Production data shows a clear uptick in operational velocity and throughput since go-live, though the article detailing the installation does not publish exact cycle-time reductions or throughput figures. In practice, reputable deployments of this scale typically report meaningful cycle-time improvements and higher pick rates when the system is properly integrated with the warehouse management system and the order-fulfillment flow is rebalanced around autonomous picking. ROI documentation for such projects often points to payback in the 12–24 month window under favorable conditions, but the Swiss project has not publicly disclosed a precise payback period. This omission matters for CFOs chasing hard payback numbers, yet it’s common for internal deployments to keep ROIs confidential while operations teams track real benefits.
From a practitioner’s lens, there are a few undeniable truths about a 100-robot SkyPod rollout. Integration matters more than most marketing decks admit. The floor plan must accommodate vertical storage access, charger zones, and robust network connectivity, while IT interfaces must be aligned with the WMS and ERP. Integration teams report that the real work happens there—not in teaching the robots to pick, but in teaching the system to understand when and where to pick, and how to route items through packing and dispatch in the context of live demand.

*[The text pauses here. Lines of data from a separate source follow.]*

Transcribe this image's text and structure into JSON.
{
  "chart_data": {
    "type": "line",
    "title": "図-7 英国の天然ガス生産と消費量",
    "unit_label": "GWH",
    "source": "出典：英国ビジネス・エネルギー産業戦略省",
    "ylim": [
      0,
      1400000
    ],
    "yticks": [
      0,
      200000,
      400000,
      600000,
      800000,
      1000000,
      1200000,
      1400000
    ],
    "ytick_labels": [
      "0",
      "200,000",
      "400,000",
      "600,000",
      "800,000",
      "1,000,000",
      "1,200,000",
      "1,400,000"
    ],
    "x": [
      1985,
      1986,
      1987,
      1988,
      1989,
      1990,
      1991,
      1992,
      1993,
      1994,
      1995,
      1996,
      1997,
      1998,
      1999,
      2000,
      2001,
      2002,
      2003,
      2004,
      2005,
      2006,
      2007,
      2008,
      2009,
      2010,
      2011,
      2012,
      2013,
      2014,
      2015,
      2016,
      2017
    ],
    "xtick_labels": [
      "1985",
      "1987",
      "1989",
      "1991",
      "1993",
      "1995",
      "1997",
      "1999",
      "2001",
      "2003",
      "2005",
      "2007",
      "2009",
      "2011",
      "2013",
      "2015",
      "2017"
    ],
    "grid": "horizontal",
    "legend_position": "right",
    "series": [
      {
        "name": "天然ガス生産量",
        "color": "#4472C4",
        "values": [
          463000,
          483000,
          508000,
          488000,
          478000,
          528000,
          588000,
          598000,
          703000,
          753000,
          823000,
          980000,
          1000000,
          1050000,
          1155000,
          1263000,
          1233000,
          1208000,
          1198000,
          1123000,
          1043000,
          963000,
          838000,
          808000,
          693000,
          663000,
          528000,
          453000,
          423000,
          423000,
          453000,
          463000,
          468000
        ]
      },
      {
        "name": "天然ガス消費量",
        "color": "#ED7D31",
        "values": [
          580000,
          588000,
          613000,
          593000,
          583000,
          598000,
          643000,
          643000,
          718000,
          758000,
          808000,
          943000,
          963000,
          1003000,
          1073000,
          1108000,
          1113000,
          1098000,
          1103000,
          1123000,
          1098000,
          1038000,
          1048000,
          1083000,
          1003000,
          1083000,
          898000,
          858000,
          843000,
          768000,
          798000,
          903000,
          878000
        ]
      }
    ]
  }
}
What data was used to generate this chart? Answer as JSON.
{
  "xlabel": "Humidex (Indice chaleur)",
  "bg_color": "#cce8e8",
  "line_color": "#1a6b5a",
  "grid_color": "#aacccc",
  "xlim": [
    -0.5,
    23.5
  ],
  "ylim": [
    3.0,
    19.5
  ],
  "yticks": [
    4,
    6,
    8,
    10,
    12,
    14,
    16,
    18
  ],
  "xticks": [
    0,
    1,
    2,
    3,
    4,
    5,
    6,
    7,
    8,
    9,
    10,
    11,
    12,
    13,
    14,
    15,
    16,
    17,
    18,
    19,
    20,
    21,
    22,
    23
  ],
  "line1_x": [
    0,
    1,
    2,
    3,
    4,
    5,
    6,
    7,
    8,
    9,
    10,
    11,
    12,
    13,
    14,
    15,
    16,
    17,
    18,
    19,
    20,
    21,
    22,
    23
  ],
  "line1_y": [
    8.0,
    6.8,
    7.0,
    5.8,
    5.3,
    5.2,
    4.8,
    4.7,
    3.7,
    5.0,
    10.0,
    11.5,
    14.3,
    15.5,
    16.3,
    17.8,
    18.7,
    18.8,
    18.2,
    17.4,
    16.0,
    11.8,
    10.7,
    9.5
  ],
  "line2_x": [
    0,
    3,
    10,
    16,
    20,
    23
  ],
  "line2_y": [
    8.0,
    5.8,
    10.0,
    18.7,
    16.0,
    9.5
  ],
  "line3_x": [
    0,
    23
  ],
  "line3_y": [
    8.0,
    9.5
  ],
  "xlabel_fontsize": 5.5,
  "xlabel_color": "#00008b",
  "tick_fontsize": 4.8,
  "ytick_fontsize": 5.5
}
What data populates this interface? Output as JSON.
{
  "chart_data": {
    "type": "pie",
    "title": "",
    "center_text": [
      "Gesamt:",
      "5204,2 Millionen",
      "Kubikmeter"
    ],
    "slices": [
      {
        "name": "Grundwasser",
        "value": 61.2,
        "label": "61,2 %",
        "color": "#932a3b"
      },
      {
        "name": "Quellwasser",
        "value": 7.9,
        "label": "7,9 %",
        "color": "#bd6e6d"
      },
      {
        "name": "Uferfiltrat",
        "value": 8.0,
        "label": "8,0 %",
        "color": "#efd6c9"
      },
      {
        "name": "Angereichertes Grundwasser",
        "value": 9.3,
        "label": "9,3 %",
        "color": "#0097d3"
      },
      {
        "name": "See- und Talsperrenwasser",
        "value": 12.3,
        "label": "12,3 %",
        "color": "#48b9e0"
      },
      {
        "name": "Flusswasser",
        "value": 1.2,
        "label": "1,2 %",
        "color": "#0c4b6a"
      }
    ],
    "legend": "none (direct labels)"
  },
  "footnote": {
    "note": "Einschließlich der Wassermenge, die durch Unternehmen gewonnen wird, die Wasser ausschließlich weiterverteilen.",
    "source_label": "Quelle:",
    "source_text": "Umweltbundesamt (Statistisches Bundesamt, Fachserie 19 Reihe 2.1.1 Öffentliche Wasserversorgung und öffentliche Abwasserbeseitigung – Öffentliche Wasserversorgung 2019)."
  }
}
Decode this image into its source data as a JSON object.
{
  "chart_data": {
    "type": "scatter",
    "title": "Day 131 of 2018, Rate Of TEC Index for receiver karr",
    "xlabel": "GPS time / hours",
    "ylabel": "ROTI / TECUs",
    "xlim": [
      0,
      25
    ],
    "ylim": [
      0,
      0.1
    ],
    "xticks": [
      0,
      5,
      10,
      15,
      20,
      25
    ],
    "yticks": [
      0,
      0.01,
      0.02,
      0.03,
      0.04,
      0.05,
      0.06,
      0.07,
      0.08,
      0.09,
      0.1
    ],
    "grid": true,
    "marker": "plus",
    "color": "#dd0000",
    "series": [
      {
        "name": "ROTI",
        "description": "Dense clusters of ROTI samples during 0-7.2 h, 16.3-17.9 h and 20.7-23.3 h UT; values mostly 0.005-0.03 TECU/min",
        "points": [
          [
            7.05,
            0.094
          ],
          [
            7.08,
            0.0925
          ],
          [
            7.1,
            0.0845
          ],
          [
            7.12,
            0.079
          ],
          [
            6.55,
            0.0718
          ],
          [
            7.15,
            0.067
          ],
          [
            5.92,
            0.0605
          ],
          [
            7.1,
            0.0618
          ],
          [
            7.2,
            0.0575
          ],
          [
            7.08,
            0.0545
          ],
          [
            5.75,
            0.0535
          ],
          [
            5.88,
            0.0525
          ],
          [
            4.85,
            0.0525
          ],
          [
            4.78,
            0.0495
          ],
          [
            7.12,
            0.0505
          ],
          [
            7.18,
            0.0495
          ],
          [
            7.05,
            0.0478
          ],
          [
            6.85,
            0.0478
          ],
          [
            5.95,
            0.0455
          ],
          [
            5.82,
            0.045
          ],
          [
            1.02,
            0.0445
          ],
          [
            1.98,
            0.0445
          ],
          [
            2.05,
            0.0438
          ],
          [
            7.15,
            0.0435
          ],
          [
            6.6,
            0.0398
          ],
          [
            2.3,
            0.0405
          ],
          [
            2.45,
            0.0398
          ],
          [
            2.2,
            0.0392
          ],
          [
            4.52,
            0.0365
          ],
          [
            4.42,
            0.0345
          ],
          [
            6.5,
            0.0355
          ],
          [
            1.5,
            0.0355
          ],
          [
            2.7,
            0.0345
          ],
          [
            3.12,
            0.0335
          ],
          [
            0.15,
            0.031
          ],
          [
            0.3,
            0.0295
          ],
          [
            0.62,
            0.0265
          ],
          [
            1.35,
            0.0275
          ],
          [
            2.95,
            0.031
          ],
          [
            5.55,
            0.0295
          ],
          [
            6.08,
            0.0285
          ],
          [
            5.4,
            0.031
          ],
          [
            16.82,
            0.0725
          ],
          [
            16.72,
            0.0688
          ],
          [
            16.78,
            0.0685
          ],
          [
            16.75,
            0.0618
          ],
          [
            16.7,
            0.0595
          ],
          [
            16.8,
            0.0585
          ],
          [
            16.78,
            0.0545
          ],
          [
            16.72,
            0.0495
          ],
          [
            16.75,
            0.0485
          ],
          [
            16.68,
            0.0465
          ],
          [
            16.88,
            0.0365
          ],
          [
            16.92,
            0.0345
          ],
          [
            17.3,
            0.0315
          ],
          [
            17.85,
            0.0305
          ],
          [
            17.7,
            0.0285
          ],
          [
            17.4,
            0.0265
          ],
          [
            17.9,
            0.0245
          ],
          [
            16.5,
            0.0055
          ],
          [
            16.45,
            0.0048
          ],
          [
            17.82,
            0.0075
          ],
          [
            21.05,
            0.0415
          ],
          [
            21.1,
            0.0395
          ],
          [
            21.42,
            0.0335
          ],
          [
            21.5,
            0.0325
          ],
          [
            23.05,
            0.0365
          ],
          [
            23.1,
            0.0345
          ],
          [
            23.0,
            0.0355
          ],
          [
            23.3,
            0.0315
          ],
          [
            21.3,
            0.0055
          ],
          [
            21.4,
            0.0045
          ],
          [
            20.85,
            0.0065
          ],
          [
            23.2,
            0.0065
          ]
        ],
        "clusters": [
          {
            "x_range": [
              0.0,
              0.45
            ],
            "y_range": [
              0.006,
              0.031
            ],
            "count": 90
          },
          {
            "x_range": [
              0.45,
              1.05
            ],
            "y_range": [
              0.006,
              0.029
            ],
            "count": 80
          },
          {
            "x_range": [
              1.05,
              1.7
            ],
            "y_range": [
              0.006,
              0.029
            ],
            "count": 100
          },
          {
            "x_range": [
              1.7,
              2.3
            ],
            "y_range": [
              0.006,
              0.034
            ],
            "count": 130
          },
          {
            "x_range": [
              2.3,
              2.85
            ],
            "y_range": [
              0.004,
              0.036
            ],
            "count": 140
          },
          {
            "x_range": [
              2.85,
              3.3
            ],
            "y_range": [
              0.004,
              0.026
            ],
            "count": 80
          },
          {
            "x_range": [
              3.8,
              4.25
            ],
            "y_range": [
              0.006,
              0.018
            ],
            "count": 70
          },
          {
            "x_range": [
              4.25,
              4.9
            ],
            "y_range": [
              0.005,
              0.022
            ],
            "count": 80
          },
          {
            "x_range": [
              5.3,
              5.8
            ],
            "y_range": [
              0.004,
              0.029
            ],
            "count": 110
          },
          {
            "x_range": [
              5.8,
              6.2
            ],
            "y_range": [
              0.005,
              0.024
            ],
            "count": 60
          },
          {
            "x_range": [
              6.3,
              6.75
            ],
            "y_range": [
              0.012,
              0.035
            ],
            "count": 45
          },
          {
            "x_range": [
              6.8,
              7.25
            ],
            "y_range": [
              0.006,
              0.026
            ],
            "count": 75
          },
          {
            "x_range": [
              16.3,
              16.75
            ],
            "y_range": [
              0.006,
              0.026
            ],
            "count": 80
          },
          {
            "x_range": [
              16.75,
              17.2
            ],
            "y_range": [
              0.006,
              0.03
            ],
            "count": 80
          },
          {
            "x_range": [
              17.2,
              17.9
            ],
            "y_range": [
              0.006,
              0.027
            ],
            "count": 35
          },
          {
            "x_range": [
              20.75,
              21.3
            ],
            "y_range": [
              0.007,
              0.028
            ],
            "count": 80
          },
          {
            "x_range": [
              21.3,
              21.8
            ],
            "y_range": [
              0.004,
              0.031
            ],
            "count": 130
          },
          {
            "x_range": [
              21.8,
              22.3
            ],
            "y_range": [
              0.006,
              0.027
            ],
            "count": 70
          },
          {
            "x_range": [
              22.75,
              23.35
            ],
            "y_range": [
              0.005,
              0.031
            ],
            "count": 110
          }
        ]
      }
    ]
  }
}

Two to four concrete takeaways emerge for anyone planning a similar move. First, plan for meaningful training hours. Operators need hands-on practice with the picker workflows, exception handling, and replenishment logic, as well as the ability to intervene during rare tight-coupling scenarios. Second, anticipate hidden costs that vendors don’t always spell out upfront: network upgrades, system integration with existing software, ongoing calibration, and the need for change management to keep floor teams engaged and confident with the new processes. Third, recognize which tasks still require humans. While Skypods handle repetitive, high-volume pick and pack, humans remain essential for irregular items, damaged-returns triage, and edge-case handling where flexibility beats scripted automation. Fourth, monitor what matters next: uptime, maintenance windows, and the cadence of software updates that improve routing and accuracy without destabilizing day-to-day throughput.
What to watch for next is the evolution of how these 100+ robots interact with inventory complexity and seasonality. If the integration continues to mature, the Luterbach site could serve as a blueprint for similar expansions within the group and nearby markets—proof that a well-scoped, well-integrated autonomous-intralogistics install can transform throughput without requiring a Manhattan-level warehouse rebuild.
In the end, the story here isn’t just “100 robots installed.” It’s a reminder that the value of automation hinges on end-to-end deployment discipline: the plan, the training, the integration with existing systems, and the hard-won optimization of flow across people and machines.